Returns the values of the matching nodes as a list. This is mostly the same as findnodes_as_strings, except that the elements of the list are objects (with overloaded stringification) instead of plain strings.

exists ($path)

Returns true if the given path exists.

matches($path)

Returns true if the element matches the path.

find ($path)

The find function takes an XPath expression (a string) and returns either a Tree::XPathEngine::NodeSet object containing the nodes it found (or empty if no nodes matched the path), or one of XML::XPathEngine::Literal (a string), XML::XPathEngine::Number, or XML::XPathEngine::Boolean. It should always return something - and you can use ->isa() to find out what it returned. If you need to check how many nodes it found you should check $nodeset->size. See XML::XPathEngine::NodeSet.

as_XML_compact

HTML::TreeBuilder's as_XML output is not really nice to look at, so I added a new method, that can be used as a simple replacement for it.
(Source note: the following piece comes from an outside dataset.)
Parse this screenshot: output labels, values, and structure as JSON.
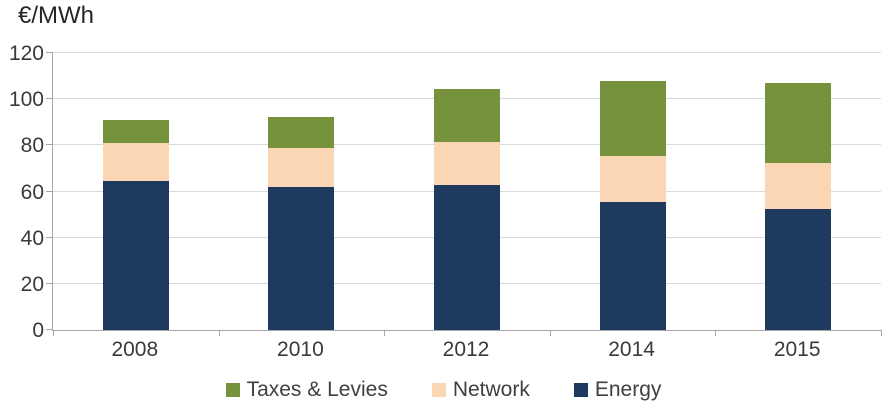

It escapes only the '<', '>' and '&' (plus '"' in attribute values), and wraps CDATA elements in CDATA sections.

Note that the XML is actually not garanteed to be valid at this point. Nothing is done about the encoding of the string. Patches or just ideas of how it could work are welcome.

as_XML_indented

Same as as_XML, except that the output is indented.

SEE ALSO

HTML::TreeBuilder

XML::XPathEngine

REPOSITORY

https://github.com/mirod/HTML--TreeBuilder--XPath

AUTHOR

Michel Rodriguez, <mirod@cpan.org>

COPYRIGHT AND LICENSE

Copyright (C) 2006-2011 by Michel Rodriguez

This library is free software; you can redistribute it and/or modify it under the same terms as Perl itself, either Perl version 5.8.4 or, at your option, any later version of Perl 5 you may have available.